Type of Research Grants Available for the 2015-2016 Period

Based on these considerations the Heiser Program is seeking applications from qualified consortia of investigators primarily centered in leprosy endemic sites with on-going dynamic surveillance and treatment programs, but also encompassing laboratories and investigators with a proven commitment and success in leprosy diagnosis/biomarker discovery and the underlying science. Resources are available to fund 2-3 such applications for the 2-year period 2015 -2016 at a maximum of $300,000 for the period.

Deadline for Research Grant Applications: March 20, 2015

Applications for a research grant must include:

  1. The Research Grant Face Sheet and the Grant Payment form.
  2. A detailed description of the proposed project, not to exceed six single-spaced, typewritten pages exclusive of bibliography, tables, and figures. Follow the NIH guidelines for margins, font and size of type (11 point type or larger; ½” margins, etc.).
  3. A proposed budget must accompany the application.
  4. Curriculum vitae and relevant bibliographies of scientists participating in the project.
  5. Statement of current grant support available to the laboratory/investigators.
Download the Research Grant Face Sheet and Grant Payment form, fill them out, and e-mail them to programinitiatives@nyct-cfi.org.  All remaining parts of the application package should be contained in one PDF file and submitted electronically to programinitiatives@nyct-cfi.org. The researcher’s last name and the word “Heiser” should appear on the subject line of your e-mail. (e.g., Jones – Heiser)
 
Notes:
We will acknowledge all applications and announce the awards by June 5, 2015.  Successful applicants must activate the grant between July 1 and December 31, 2015.  No more than 10 percent of the award can be used for the salaries of senior personnel. The Program does not pay institutional overhead costs. Grants will be paid through the institution’s fiscal office. A final report is required at the end of the grant year.  

Address all inquiries to:

The Heiser Program for Research in Leprosy

The New York Community Trust
909 Third Avenue, 22nd Floor
New York, New York 10022 U.S.A.
Tel: (212) 686-0010, ext. 556; FAX: (212) 532-8528
programinitiatives@nyct-cfi.org

The Scientific Advisory Committee
Stewart T. Cole, Chair
Patrick J. Brennan, Ph.D.
Sabine Ehrt, Ph.D.
Gilla Kaplan, Ph.D.
David Scollard, M.D.


History

Dr. Victor George Heiser devoted his life to the study and treatment of tropical diseases, leprosy in particular.  As Associate Director of the International Health Division of the Rockefeller Foundation, he circled the earth 17 times on his medical missions.  His experiences were recounted in a best-selling autobiography, “An American Doctor’s Odyssey,” published in 1936 and still available through second-hand book markets.

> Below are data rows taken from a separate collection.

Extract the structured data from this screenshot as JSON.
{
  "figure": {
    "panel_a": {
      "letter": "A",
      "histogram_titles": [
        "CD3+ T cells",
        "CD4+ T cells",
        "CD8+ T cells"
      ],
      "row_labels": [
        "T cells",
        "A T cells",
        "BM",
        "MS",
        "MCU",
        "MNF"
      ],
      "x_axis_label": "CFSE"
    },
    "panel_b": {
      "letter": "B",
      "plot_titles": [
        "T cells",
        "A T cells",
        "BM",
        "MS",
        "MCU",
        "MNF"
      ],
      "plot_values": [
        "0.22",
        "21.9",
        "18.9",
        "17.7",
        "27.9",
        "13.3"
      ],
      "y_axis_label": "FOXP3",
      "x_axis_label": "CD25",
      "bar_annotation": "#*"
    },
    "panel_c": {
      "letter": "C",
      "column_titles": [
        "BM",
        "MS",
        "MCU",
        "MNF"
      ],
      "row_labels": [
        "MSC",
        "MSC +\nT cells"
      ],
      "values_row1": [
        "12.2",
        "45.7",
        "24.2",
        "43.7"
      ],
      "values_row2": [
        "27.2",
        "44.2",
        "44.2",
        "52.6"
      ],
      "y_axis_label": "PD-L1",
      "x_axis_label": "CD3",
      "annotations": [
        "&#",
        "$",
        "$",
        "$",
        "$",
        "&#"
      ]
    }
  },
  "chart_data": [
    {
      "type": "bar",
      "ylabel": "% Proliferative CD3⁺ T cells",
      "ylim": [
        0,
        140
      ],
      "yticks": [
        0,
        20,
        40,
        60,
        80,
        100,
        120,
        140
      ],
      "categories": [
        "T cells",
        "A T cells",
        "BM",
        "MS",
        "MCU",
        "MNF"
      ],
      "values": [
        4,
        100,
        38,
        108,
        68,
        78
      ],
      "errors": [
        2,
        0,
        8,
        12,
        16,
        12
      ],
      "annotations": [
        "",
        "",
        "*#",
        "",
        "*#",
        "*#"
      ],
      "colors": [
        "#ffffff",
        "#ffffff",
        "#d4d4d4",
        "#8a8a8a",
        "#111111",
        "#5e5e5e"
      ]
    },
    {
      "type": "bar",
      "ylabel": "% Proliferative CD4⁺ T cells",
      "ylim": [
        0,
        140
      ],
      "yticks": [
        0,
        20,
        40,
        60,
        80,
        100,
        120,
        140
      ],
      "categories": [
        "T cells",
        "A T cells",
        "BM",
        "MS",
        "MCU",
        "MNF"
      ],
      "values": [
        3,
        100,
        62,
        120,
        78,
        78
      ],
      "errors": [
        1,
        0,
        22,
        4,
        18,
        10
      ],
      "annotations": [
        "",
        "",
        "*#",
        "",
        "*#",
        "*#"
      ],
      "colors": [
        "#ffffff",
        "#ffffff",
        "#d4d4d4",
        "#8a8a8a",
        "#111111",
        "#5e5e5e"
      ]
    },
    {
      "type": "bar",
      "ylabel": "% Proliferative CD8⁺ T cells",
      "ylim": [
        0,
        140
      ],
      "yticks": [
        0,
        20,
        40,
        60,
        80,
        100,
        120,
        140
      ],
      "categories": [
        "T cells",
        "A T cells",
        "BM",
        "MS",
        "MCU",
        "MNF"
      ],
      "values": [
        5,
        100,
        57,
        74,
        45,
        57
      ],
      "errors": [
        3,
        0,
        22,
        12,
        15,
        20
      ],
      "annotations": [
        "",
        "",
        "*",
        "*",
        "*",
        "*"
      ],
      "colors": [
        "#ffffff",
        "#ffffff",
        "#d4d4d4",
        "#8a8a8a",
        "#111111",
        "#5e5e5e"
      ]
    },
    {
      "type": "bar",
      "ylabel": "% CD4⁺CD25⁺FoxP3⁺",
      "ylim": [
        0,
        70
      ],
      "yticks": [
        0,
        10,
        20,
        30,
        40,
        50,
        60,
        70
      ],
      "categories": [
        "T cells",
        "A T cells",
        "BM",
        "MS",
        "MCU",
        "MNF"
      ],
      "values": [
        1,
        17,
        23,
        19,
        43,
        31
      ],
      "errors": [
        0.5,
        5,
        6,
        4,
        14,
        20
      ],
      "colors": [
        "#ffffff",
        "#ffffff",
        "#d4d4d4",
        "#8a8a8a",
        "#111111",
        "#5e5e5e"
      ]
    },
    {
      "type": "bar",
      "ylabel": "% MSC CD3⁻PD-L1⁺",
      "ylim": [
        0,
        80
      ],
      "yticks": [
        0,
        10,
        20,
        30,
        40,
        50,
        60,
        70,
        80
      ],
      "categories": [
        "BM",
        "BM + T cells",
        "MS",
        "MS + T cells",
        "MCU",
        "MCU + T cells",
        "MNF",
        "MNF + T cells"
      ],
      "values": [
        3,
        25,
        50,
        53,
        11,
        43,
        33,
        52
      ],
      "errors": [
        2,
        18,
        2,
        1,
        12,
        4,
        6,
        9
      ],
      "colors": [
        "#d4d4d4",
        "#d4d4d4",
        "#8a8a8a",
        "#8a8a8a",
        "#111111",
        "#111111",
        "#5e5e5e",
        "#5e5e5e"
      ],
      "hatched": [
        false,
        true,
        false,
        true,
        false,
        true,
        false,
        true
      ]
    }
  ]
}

In 1969, Dr. Heiser recalled that “sixty years ago it became my responsibility and duty to gather up 10,000 lepers in the Philippines and transport them to a leper colony.  The hope then was that isolation could reduce the incidence of the disease and perhaps eventually wipe it out.  It didn’t work.  Now we have a new system – the clinic system – and that, too, has had practically no effect whatever in statistically reducing the incidence of leprosy.  Indeed, it is apparently increasing in many parts of the world.  But we must not sit idly by while so many people suffer from this horrible disease.”

In 1972, the will of Dr. Heiser established the Heiser Grant in The New York Community Trust. Succeeding Scientific Advisory Committees have included Dr. Maclyn McCarty, Dr. W. Lane Barksdale, Dr. Barry Bloom, Dr. Charles C. Shepard, Dr. Roy Curtiss III, Dr. Thomas Shinnick, and Dr. Jerold Ellner.

Dr. Heiser would be pleased with the progress made over the past 30 years in the control of the type of leprosy he experienced in the Philippines and elsewhere during his remarkable odyssey, and with the contributions towards that achievement made by the Program created to honor of his name and legacy. The present-day Scientific Advisory Committee of the Heiser Program and the parent The New York Community Trust believe that this new direction laid out in this 2015 Request for Proposals would meet with his approval.